A dispetto di quanto proclamato da Benigni in merito a certa sessuofobia clericale (che comunque non esaurirebbe la Chiesa, il  suo pensiero e il suo magistero) lo Spirito Santo ha suscitato grandi Santi come Paolo VI e Giovanni Paolo II che ci hanno insegnato che sessualità, piacere e amor di Dio si compenetrano uno con l’altro.
Il Santo Papa della famiglia ci ha spiegato che un uomo ed una donna, in una cornice sponsale (ben presente anche nel Cantico e questo non si può negare) quando si amano e si donano totalmente ed incondizionatamente non solo operano per la propria santificazione, ma contribuiscono alla santificazione della Chiesa stessa.
Il problema non è il piacere che in quanto creato da Dio è cosa buona, ma quando questo diviene lo scopo ultimo dell’esistenza. In quel caso che potremmo definire di vera e propria idolatria (perché distoglie l’uomo dal suo vero fine) si sta scavando la tomba dell’amore.

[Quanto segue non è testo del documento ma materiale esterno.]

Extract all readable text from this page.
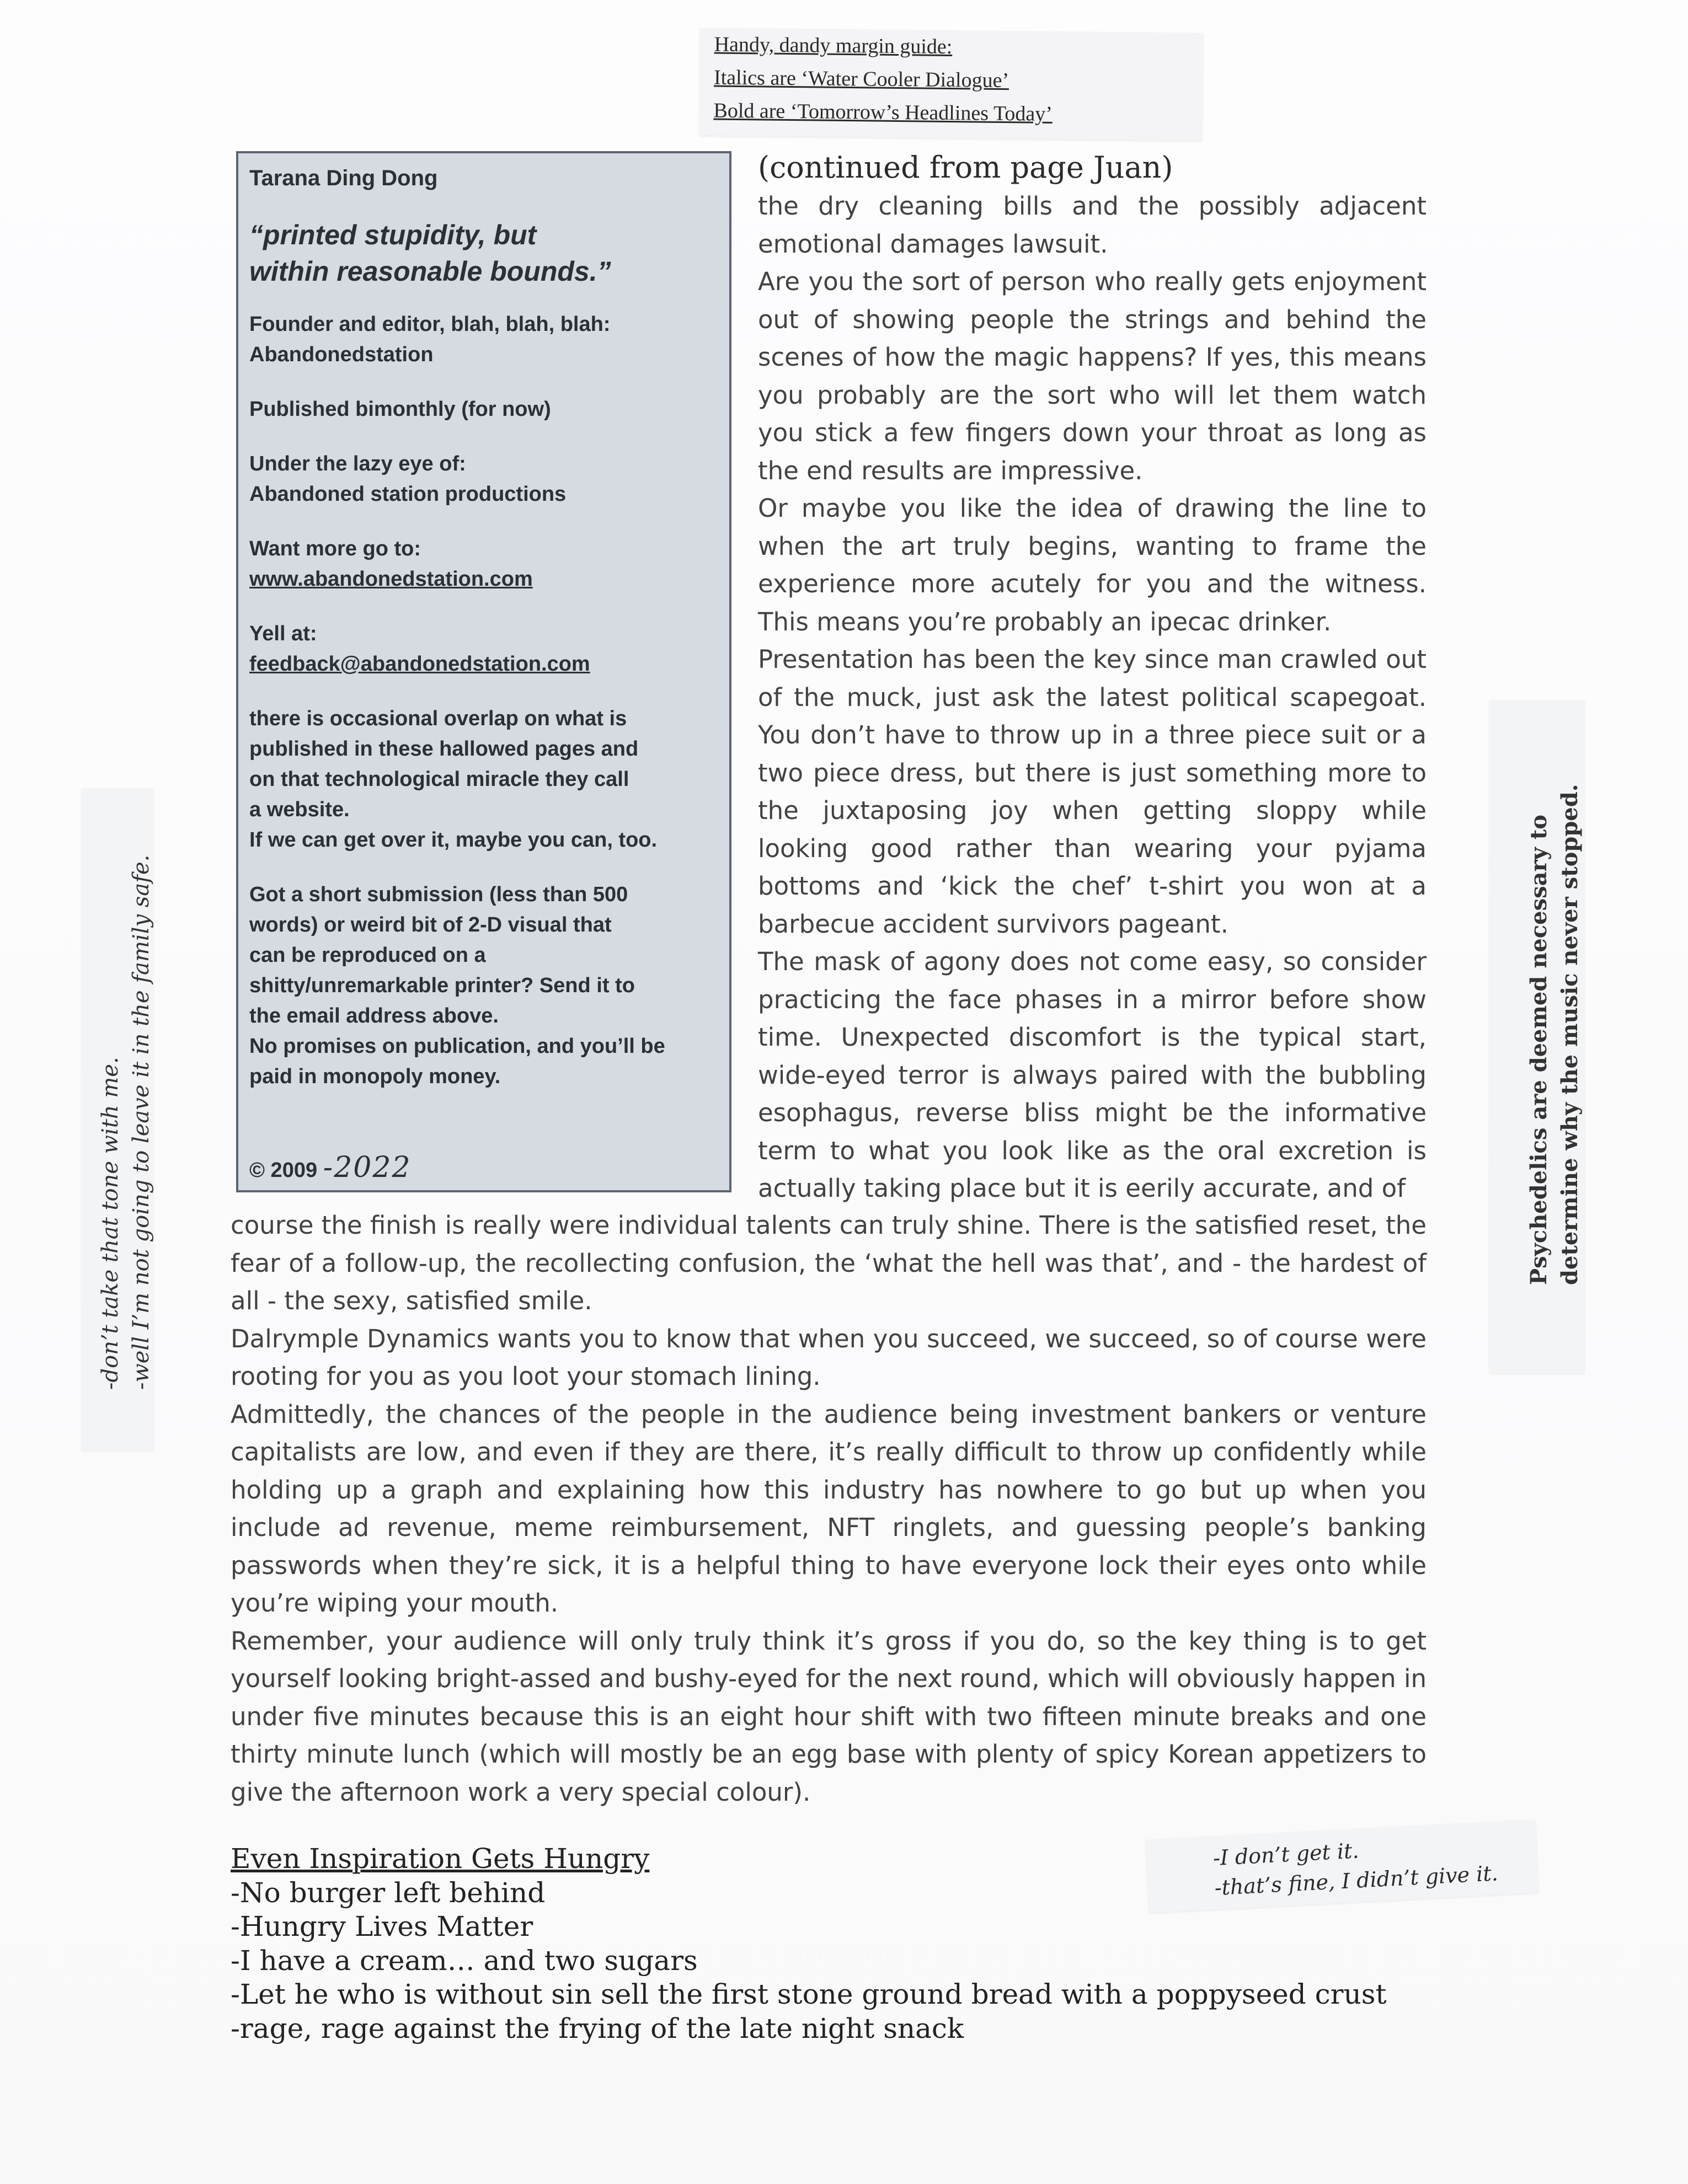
Handy, dandy margin guide:
Italics are ‘Water Cooler Dialogue’
Bold are ‘Tomorrow’s Headlines Today’
Tarana Ding Dong
“printed stupidity, but
within reasonable bounds.”
Founder and editor, blah, blah, blah:
Abandonedstation
Published bimonthly (for now)
Under the lazy eye of:
Abandoned station productions
Want more go to:
www.abandonedstation.com
Yell at:
feedback@abandonedstation.com
there is occasional overlap on what is
published in these hallowed pages and
on that technological miracle they call
a website.
If we can get over it, maybe you can, too.
Got a short submission (less than 500
words) or weird bit of 2-D visual that
can be reproduced on a
shitty/unremarkable printer? Send it to
the email address above.
No promises on publication, and you’ll be
paid in monopoly money.
© 2009 -2022
(continued from page Juan)

the dry cleaning bills and the possibly adjacent emotional damages lawsuit.

Are you the sort of person who really gets enjoyment out of showing people the strings and behind the scenes of how the magic happens? If yes, this means you probably are the sort who will let them watch you stick a few fingers down your throat as long as the end results are impressive.

Or maybe you like the idea of drawing the line to when the art truly begins, wanting to frame the experience more acutely for you and the witness. This means you’re probably an ipecac drinker.

Presentation has been the key since man crawled out of the muck, just ask the latest political scapegoat. You don’t have to throw up in a three piece suit or a two piece dress, but there is just something more to the juxtaposing joy when getting sloppy while looking good rather than wearing your pyjama bottoms and ‘kick the chef’ t-shirt you won at a barbecue accident survivors pageant.

The mask of agony does not come easy, so consider practicing the face phases in a mirror before show time. Unexpected discomfort is the typical start, wide-eyed terror is always paired with the bubbling esophagus, reverse bliss might be the informative term to what you look like as the oral excretion is actually taking place but it is eerily accurate, and of

course the finish is really were individual talents can truly shine. There is the satisfied reset, the fear of a follow-up, the recollecting confusion, the ‘what the hell was that’, and - the hardest of all - the sexy, satisfied smile.

Dalrymple Dynamics wants you to know that when you succeed, we succeed, so of course were rooting for you as you loot your stomach lining.

Admittedly, the chances of the people in the audience being investment bankers or venture capitalists are low, and even if they are there, it’s really difficult to throw up confidently while holding up a graph and explaining how this industry has nowhere to go but up when you include ad revenue, meme reimbursement, NFT ringlets, and guessing people’s banking passwords when they’re sick, it is a helpful thing to have everyone lock their eyes onto while you’re wiping your mouth.

Remember, your audience will only truly think it’s gross if you do, so the key thing is to get yourself looking bright-assed and bushy-eyed for the next round, which will obviously happen in under five minutes because this is an eight hour shift with two fifteen minute breaks and one thirty minute lunch (which will mostly be an egg base with plenty of spicy Korean appetizers to give the afternoon work a very special colour).

Even Inspiration Gets Hungry
-No burger left behind
-Hungry Lives Matter
-I have a cream… and two sugars
-Let he who is without sin sell the first stone ground bread with a poppyseed crust
-rage, rage against the frying of the late night snack
-don’t take that tone with me. -well I’m not going to leave it in the family safe.	Psychedelics are deemed necessary to determine why the music never stopped.
-I don’t get it.
-that’s fine, I didn’t give it.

Ed infine un'ultima considerazione.
Siamo reduci dalla giornata della memoria in cui abbiamo sentito (giustamente) il richiamo a vigilare perché cessi ogni forma di antisemitismo.
Ebbene io noto come quest'ultimo si stia facendo strada in modalità e contesti del tutto nuovi.
Forse vi ricorderete in dicembre gli strali di Dacia Maraini contro il Vecchio Testamento reo di essere fonte di intolleranza, violenza, misoginia, ecc. (nello stesso articolo in cui Gesù stesso veniva associato al movimento delle sardine).
Oggi, anche se con altri toni, un Benigni ci instilla l’idea che in fondo gli Ebrei ed in seguito i Cristiani siano appunto dei bigotti oscurantisti e repressi  che hanno confinato il Cantico dei Cantici in una sorta di gabbia in attesa di essere "liberato" e rivelato. 
Oltre a dissentire profondamente da queste accuse rimango addolorato per il fatto che i pastori, i nostri pastori, non abbiano proferito parola di fronte a tali insinuazioni e anzi che molti si siano affrettati ad applaudirle e che la sola comunità ebraica abbia invece protestato e reagito con forza all’insulto e all’offesa.
Sono addolorato per l’ingiustizia insita in tali affermazioni e perché forse non abbiamo capito che, se oggi se la prendono con i nostri fratelli maggiori (così furono appellati con affetto da Giovanni Paolo II gli Ebrei), prima o poi verrano a cercare il resto della famiglia e noi gli apriremo la porta di casa magari salutandoli con un applauso.